Rapid adoption of DBT screening is faster in richer areas

2016 11 15 14 47 22 735 Breast Dbt 400

The use of digital breast tomosynthesis (DBT) for breast cancer screening has grown rapidly, from almost 13% of screening exams in 2015 to over 43% in 2017. But DBT adoption is occurring at a faster rate in more affluent areas, according to a research letter published June 24 in JAMA Internal Medicine.

Recent research studies have shown that DBT, also known as 3D mammography, has a number of advantages over traditional 2D digital mammography, such as a higher cancer detection rate and lower recall rate. Evidence is also emerging that DBT could stand on its own as a breast cancer screening technology, obviating the need for 2D mammography.

But apart from recommendations made by the American College of Radiology (ACR), DBT has not specifically been recommended for routine breast cancer screening, noted a group led by Dr. Ilana Richman of Yale University. So the group sought to gather more information about the adoption of DBT and its use for breast cancer screening in a privately insured population (JAMA Intern Med, June 24, 2019).

The group analyzed data on 9.7 million breast screening exams acquired over three years, from early 2015 to late 2017. The researchers found that use of DBT grew rapidly over the period examined, as measured both by the proportion of screening exams being conducted and the percent of hospital referral regions where DBT was the dominant (over 50%) screening mode.

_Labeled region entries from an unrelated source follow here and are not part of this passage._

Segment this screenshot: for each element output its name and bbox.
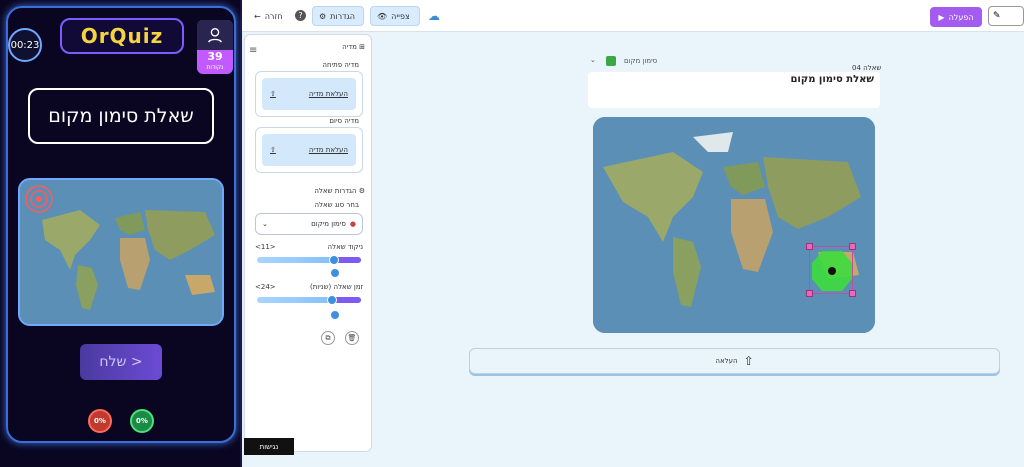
score-slider-bubble [331, 269, 339, 277]
edit-title-field[interactable]: ✎ [988, 6, 1024, 26]
resize-handle-br[interactable] [849, 290, 856, 297]
opening-media-box: ⇧ העלאת מדיה [255, 71, 363, 117]
settings-panel: ≡ מדיה ⊞ מדיה פתיחה ⇧ העלאת מדיה מדיה סי… [244, 34, 372, 452]
preview-label: צפייה [391, 11, 410, 21]
gear-icon: ⚙ [319, 11, 327, 21]
time-slider-handle[interactable] [327, 295, 337, 305]
time-slider-label-row: <24> זמן שאלה (שניות) [255, 283, 363, 291]
pencil-icon: ✎ [993, 11, 1001, 21]
question-number: שאלה 04 [852, 64, 882, 72]
time-slider-fill [333, 297, 361, 303]
send-button[interactable]: שלח > [80, 344, 162, 380]
top-bar: ← חזרה ? ⚙ הגדרות 👁 צפייה ☁ ▶ הפעלה ✎ [242, 0, 1024, 32]
timer: 00:23 [8, 28, 42, 62]
question-type-row: ⌄ סימון מקום [590, 56, 880, 70]
time-slider-value: <24> [255, 283, 276, 291]
wrong-percent-badge: 0% [88, 409, 112, 433]
play-icon: ▶ [938, 12, 945, 22]
question-settings-label: הגדרות שאלה [314, 187, 357, 195]
media-title-label: מדיה [342, 43, 357, 51]
upload-media-label-2: העלאת מדיה [308, 146, 348, 154]
delete-button[interactable]: 🗑 [345, 331, 359, 345]
main-world-map[interactable] [593, 117, 875, 333]
question-settings-title: הגדרות שאלה ⚙ [314, 187, 365, 195]
score-slider-label-row: <11> ניקוד שאלה [255, 243, 363, 251]
question-type-select[interactable]: ⌄ סימון מיקום ● [255, 213, 363, 235]
time-slider[interactable] [257, 295, 361, 305]
end-media-box: ⇧ העלאת מדיה [255, 127, 363, 173]
type-color-swatch[interactable] [606, 56, 616, 66]
upload-icon: ⇧ [270, 90, 276, 98]
target-icon [25, 185, 53, 213]
help-icon[interactable]: ? [295, 10, 306, 21]
score-slider-value: <11> [255, 243, 276, 251]
media-icon: ⊞ [359, 43, 365, 51]
upload-media-label: העלאת מדיה [308, 90, 348, 98]
media-title: מדיה ⊞ [342, 43, 365, 51]
score-slider-label: ניקוד שאלה [327, 243, 363, 251]
back-label: חזרה [264, 11, 283, 21]
score-slider[interactable] [257, 255, 361, 265]
resize-handle-bl[interactable] [806, 290, 813, 297]
resize-handle-tl[interactable] [806, 243, 813, 250]
time-slider-label: זמן שאלה (שניות) [309, 283, 363, 291]
chevron-down-icon: ⌄ [262, 220, 268, 228]
location-marker [812, 251, 852, 291]
run-label: הפעלה [948, 12, 974, 22]
score-label: נקודות [206, 64, 224, 71]
marker-selection-box[interactable] [806, 243, 856, 297]
copy-button[interactable]: ⧉ [321, 331, 335, 345]
upload-icon: ⇧ [270, 146, 276, 154]
map-pin-icon: ● [349, 220, 356, 228]
end-media-upload-button[interactable]: ⇧ העלאת מדיה [262, 134, 356, 166]
cloud-icon: ☁ [428, 9, 440, 23]
choose-type-label: בחר סוג שאלה [314, 201, 359, 209]
score-value: 39 [207, 50, 223, 63]
resize-handle-tr[interactable] [849, 243, 856, 250]
settings-button[interactable]: ⚙ הגדרות [312, 6, 364, 26]
menu-icon[interactable]: ≡ [249, 45, 257, 56]
upload-icon: ⇧ [743, 354, 754, 368]
right-percent-badge: 0% [130, 409, 154, 433]
avatar [197, 20, 233, 50]
logo: OrQuiz [60, 18, 184, 54]
qtype-label: סימון מקום [624, 57, 658, 65]
chevron-down-icon[interactable]: ⌄ [590, 56, 596, 64]
back-button[interactable]: ← חזרה [248, 6, 288, 26]
eye-icon: 👁 [377, 11, 388, 21]
accessibility-tab[interactable]: נגישות [244, 438, 294, 455]
upload-button[interactable]: העלאה ⇧ [469, 348, 1000, 374]
phone-world-map[interactable] [18, 178, 224, 326]
phone-preview: 00:23 OrQuiz 39 נקודות שאלת סימון מקום ש… [0, 0, 242, 467]
end-media-label: מדיה סיום [329, 117, 359, 125]
question-text-field[interactable]: שאלת סימון מקום [588, 72, 880, 108]
type-value: סימון מיקום [311, 220, 346, 228]
score-box: 39 נקודות [197, 20, 233, 74]
gear-icon: ⚙ [358, 187, 365, 195]
preview-button[interactable]: 👁 צפייה [370, 6, 420, 26]
trash-icon: 🗑 [347, 334, 357, 342]
upload-label: העלאה [715, 357, 738, 365]
opening-media-label: מדיה פתיחה [322, 61, 359, 69]
time-slider-bubble [331, 311, 339, 319]
copy-icon: ⧉ [325, 333, 331, 342]
score-slider-handle[interactable] [329, 255, 339, 265]
arrow-left-icon: ← [254, 11, 261, 21]
settings-label: הגדרות [330, 11, 356, 21]
world-map-image [593, 117, 875, 333]
run-button[interactable]: ▶ הפעלה [930, 7, 982, 27]
user-icon [208, 28, 222, 43]
opening-media-upload-button[interactable]: ⇧ העלאת מדיה [262, 78, 356, 110]
phone-question-title: שאלת סימון מקום [28, 88, 214, 144]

Growth of DBT as breast screening modality
  2015 2017
Use of DBT for screening 12.9% 43.2%
Regions where DBT is the dominant screening mode 4.6% 41.8%

Richman et al then analyzed six patterns of DBT adoption, revealing that DBT was adopted more quickly in areas with higher median household incomes, greater educational attainment, and a greater percentage of white residents.

In a commentary that accompanied the letter, Drs. Joy Melnikow and Joshua Fenton of the University of California, Davis made the case that the rapid adoption of DBT is occurring without evidence from any large randomized controlled trials that demonstrate the technology reduces breast cancer mortality. They noted that five such trials are underway in Europe, the U.K., and North America, and these should provide needed evidence in two to five years.

They further noted that the rapid dissemination of DBT to more affluent areas runs the risk of worsening disparities in breast cancer mortality, and the technology's benefits such as lower false-positive rates would disproportionately accrue to wealthier women. Women might be better served by evidence-based screening approaches and programs that ensure better access to treatment, they concluded.

But racial disparities in breast cancer mortality are driven by a complex interaction of biologic and nonbiologic factors that go beyond just access to screening, according to Dr. Emily Conant of the Hospital of the University of Pennsylvania, who commented on the study in an email to AuntMinnie.com.

DBT is a "better mammogram," she believes, and it's important to increase access so women of all backgrounds may benefit from it. While long-term data on DBT's impact on breast cancer mortality is lacking, plenty of observational data exists on the technology's benefits.

"It's clear that screening with DBT finds more cancers," Conant wrote. "And, while right now we don't have long-term outcomes, certainly finding cancer earlier affords a woman more surgical and treatment options and may be more cost-effective. These factors are all important considerations when determining the impact and cost-effectiveness of DBT."